State Rep. Billy Montgomery switched from Democrat to Republican because he believed it would be “easier” to win state Senate District 37 next year. It’s a gamble that easily could backfire.

Montgomery has represented District 9 since 1987 but runs up against term limits in 2007. In a bid to keep his political career alive, he hopes to move into (literally, having declared a new residence there only at the beginning of October) District 37 to take over from another term-limited politician, Republican Max Malone. Obviously, Montgomery’s views haven’t changed from one day to the next; his rationale for switching now, about a year out, appears to be a bid to intimidate potential Republican candidates from pursuing this spot, representing perhaps the most conservative district in the state.

Supposing that was his objective it’s almost certain to fail, and makes him more vulnerable than ever. Many longer-standing Republicans in both Caddo and Bossier Parishes (the district straddles both) have asserted there will be a conservative challenger to the liberal (but moderating in the past year) Montgomery. In fact, already two such candidates have expressed interest, one having run for state office before, the other having served in local office. Republican activists hope all can unite around one quality candidate, which would decisively defeat the goal of Montgomery’s tactic to switch and to do it at this time.

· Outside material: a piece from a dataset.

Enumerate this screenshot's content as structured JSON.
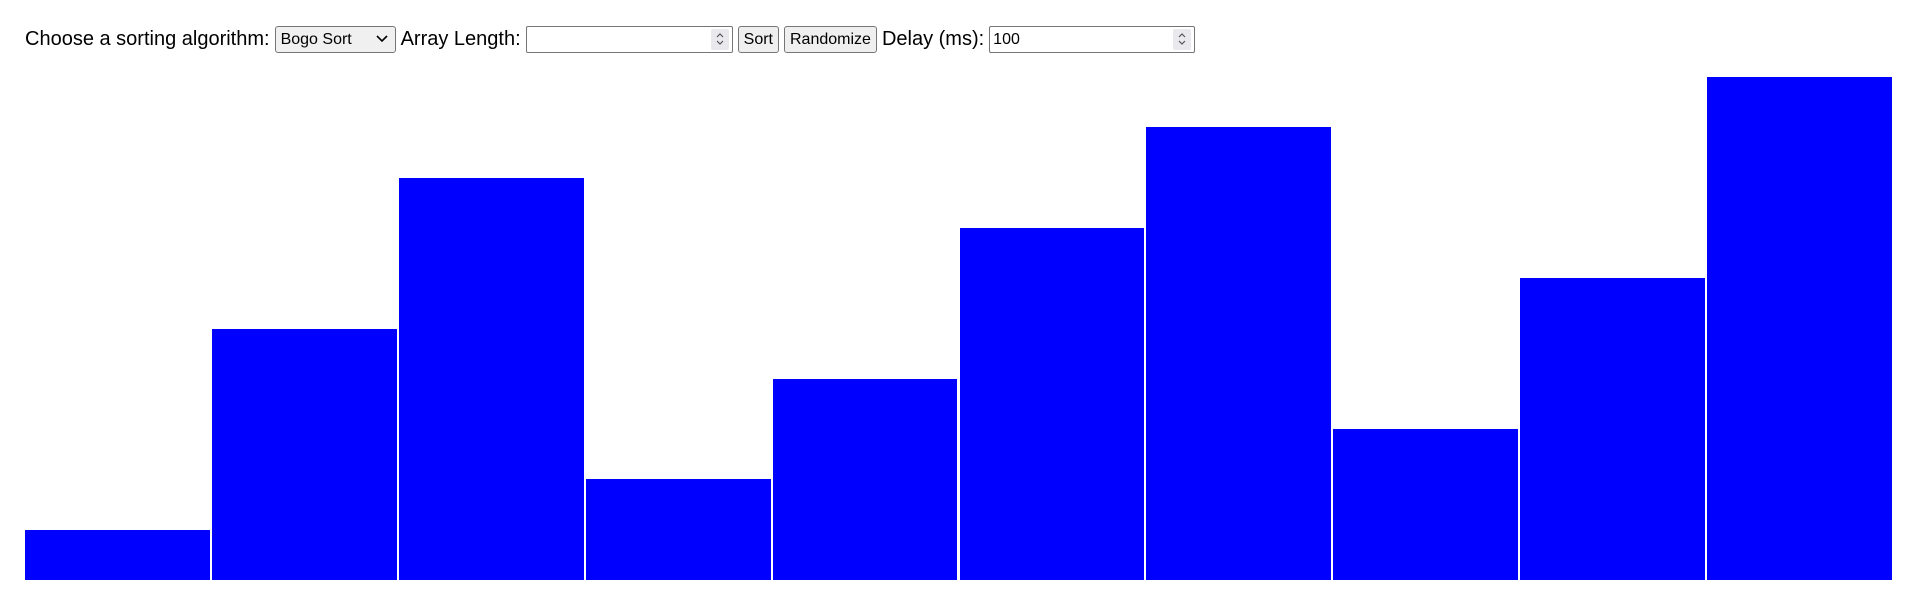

If a quality, well-funded conservative challenger enters the race, Montgomery does have serious problems, because his only advantage in that instance, money (at the end of 2005 he had nearly $100,000 on hand after raising over $100,000 that year), can be countered. For one thing, this new district he likely seeks is precisely that, new to him. The boundaries of District 9 and it overlap just barely, with just four precincts shared between the two, representing only 9 percent of the Senate district and less than 23 percent of his old district.

Further, not only is he a stranger to the new district, in many ways he’s a stranger to his current one. Montgomery has not had to campaign against an opponent since 1991; a lot of water has passed under the bridge since and the area he wishes to represent, not so much on the Caddo side (with about 52 percent of the voters) but very much the Bossier side, has changed dramatically, and so has the nature of campaigning.

In addition, even as Montgomery has started to moderate his voting record in the House, plenty of recent votes of his would make conservative voters scratch their heads wondering why he calls himself Republican. As a point of reference, most of House District 6 is part of the Senate district, which is itself perhaps the most conservative House district in the state, represented by probably the most conservative member of the House, Mike Powell. On 10 key votes in the past two years, from taxes to perks for legislators to wasteful spending on reservoirs to raising the minimum wage to government regulation of gasoline sales, Powell and Montgomery have been on opposite sides 9 of those times. (And, to state the obvious, it was Montgomery in favor of the tax hike, the perks, raising the minimum wage, regulating gas prices, and wasteful spending, among other things.)

To be sure, Montgomery’s record for those two years and many more will be highlighted by a quality candidate. As well, a number of others promise to highlight Montgomery’s record (such as the invaluable, fast becoming the spot for information about how Bossier Parish politicians vote on important issues).

Where this move really can backfire is Montgomery now has opened up the opportunity for a Democrat challenger. Had he remained a Democrat, no serious candidate of that label would have entered the contest. Should one do so, he will get squeezed by this candidate and a conservative Republican. The switch made sense only if he knew no quality GOP candidate would emerge, but the way things are going, it looks as if he miscalculated on that account.

Montgomery made many good decisions roaming the hardwood as a basketball coach, a career he voluntarily left. This decision well might cause his involuntary departure from political office.